By 15 May 1908, The Age reported that Selina Sutherland had ""peacefully retired" from the Victorian Neglected Children's Aid Society, "after having defied the attempts of the committee to dislodge her". The article stated that she had taken up quarters at La Trobe Street (where her name was on the lease) and that Sutherland proposed to carry out her own child rescue work in the future from that address (The Age 15 May 1908). Sutherland said, "I will take charge of the Receiving Home and after all it will be best for me as I shall be more in touch with the city, where my work lies. The home will be known as the Sutherland Home." (The Age 22 May 1908) By June 1908, a new organisation had been formally constituted, The Sutherland Homes for Orphans, Neglected and Destitute Children (Hoban, 2006).

The conflict between Selina Sutherland and the Victorian Neglected Children's Aid Society continued to play out in public. In September to October 1908, Mr Keogh conducted an inquiry into allegations of Selina Sutherland's drunkenness and cruelty while working at the Society's Homes. The newspapers reported on the testimony given at this inquiry. Former staff members and residents of the Home gave accounts of Sutherland punching children, and tramways employees described having seen Sutherland on the Sydney Road tram affected by alcohol (The Bendigo Independent, 30 September 1908; The Leader, 3 October 1908). Under cross-examination, Sutherland described a "wicked plot" against her, saying that "It is a pack of lies to say that I was in a regular state of drunkenness.

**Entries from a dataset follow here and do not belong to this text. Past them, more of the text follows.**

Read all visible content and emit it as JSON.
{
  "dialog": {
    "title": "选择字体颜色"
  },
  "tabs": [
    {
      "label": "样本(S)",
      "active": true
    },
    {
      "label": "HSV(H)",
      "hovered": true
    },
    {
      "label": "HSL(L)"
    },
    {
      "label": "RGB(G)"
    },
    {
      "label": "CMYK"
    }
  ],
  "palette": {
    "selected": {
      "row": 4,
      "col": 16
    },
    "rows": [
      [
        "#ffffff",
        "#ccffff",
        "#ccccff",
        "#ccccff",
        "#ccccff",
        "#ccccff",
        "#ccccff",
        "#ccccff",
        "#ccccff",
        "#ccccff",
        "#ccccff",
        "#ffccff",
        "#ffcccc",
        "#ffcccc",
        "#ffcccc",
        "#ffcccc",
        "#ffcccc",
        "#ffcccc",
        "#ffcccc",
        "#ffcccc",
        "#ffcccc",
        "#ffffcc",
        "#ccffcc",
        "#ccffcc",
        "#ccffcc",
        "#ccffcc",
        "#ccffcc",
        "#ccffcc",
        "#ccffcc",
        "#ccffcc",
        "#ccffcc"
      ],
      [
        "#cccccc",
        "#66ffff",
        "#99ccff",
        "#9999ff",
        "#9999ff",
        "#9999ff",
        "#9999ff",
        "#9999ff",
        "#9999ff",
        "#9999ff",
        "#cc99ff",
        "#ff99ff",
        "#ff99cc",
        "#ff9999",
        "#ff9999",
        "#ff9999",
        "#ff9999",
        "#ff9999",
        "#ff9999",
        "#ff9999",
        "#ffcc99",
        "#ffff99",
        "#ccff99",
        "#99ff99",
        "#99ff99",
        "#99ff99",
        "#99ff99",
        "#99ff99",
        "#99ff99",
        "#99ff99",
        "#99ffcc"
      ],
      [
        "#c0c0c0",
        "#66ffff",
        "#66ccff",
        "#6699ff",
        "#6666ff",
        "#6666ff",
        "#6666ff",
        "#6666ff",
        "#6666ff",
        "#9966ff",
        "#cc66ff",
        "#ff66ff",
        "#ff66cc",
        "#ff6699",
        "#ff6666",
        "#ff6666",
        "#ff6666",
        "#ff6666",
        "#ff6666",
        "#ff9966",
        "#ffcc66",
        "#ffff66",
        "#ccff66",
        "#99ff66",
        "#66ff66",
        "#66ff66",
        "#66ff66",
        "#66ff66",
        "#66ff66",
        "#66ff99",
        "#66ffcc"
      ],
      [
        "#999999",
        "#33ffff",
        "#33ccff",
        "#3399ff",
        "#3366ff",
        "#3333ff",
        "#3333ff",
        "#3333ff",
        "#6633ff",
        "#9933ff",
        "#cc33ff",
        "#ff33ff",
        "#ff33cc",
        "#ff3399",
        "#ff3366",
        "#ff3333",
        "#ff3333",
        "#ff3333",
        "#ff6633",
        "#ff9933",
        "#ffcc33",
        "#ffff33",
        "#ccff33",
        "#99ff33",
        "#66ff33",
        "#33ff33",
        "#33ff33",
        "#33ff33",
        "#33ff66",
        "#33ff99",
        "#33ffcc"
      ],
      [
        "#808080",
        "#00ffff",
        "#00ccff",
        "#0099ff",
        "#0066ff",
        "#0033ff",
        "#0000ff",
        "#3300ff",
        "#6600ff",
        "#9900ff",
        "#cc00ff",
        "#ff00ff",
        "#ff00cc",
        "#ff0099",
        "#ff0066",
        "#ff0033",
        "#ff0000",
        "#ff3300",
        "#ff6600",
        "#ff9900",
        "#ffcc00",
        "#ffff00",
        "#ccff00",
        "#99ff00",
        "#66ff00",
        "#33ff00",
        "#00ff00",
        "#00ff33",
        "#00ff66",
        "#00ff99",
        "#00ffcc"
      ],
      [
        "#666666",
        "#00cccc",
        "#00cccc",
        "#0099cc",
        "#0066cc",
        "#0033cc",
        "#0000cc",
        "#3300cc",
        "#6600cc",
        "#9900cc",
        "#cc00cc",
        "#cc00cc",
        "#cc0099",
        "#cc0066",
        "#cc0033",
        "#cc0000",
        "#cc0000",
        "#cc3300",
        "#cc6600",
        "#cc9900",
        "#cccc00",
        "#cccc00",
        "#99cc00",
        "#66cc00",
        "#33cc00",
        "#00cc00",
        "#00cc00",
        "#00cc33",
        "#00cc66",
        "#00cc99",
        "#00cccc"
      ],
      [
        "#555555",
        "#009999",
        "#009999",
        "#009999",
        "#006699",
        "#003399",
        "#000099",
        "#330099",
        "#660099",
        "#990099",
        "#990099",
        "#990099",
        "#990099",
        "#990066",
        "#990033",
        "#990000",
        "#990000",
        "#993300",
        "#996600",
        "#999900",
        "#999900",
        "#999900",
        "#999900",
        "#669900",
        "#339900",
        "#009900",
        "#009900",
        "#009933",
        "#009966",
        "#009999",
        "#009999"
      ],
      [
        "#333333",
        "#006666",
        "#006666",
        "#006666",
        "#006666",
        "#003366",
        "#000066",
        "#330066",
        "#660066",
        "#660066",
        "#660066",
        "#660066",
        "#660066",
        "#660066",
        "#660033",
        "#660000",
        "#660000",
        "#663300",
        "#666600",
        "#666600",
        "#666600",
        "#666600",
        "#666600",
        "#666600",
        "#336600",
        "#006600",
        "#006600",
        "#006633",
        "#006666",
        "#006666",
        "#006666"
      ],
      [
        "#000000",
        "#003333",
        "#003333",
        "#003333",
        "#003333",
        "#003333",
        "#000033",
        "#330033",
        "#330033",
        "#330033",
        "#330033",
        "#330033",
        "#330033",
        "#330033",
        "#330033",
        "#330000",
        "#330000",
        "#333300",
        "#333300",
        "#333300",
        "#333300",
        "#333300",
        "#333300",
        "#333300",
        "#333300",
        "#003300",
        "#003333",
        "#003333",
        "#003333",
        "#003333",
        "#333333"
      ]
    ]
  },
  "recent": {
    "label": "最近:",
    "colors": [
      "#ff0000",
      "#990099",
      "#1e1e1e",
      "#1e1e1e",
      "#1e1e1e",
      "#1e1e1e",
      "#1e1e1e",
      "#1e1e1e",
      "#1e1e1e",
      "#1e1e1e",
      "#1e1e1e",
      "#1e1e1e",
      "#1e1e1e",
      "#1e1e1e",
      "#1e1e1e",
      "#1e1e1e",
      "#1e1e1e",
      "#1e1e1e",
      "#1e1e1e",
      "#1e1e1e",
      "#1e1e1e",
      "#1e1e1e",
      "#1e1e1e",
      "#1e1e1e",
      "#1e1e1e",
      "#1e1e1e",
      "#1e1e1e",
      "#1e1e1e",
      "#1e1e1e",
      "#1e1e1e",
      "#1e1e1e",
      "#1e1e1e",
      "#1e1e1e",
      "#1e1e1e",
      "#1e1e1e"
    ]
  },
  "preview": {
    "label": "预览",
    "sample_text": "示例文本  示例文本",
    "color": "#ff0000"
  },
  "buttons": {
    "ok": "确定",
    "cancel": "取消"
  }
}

It is absolutely untrue that I indiscriminately punched children" (The Argus, 28 October 1908).

In early November, the inquiry announced that all charges against Sutherland had been dismissed. By that time, the Receiving Home in La Trobe Street had nothing to do with the Victorian Neglected Children's Aid Society. From May 1908, the building was the base for a new Sutherland Home, which continued Miss Sutherland's work with neglected children.

Location

c. 1881 - 1894
Address - Victorian Neglected Children's Aid Society was located at 167 Collins Street, in a cottage behind Assembly Hall. Location: Melbourne
1881 - 1908
Jurisdiction. Location: Victoria
1894 - 1908
Address - Victorian Neglected Children's Aid Society Receiving Home was located at 68 La Trobe Street, Melbourne. Location: Melbourne
1898 - c. 1900
Location - Victorian Neglected Children's Aid Society Receiving Home was located at was located at Cawendaar, near Schnapper's Point, Mornington. Location: Mornington

Related Organisations

  • Sutherland Homes for Children (1908 - 1991)

    From 1908 until 1911, Sutherland Homes for Children was located in the La Trobe Street building that was previously the Victorian Neglected Children's Aid Society Receiving Home.

Sources used to compile this entry: Annual Reports, MS 10051, State Library of Victoria.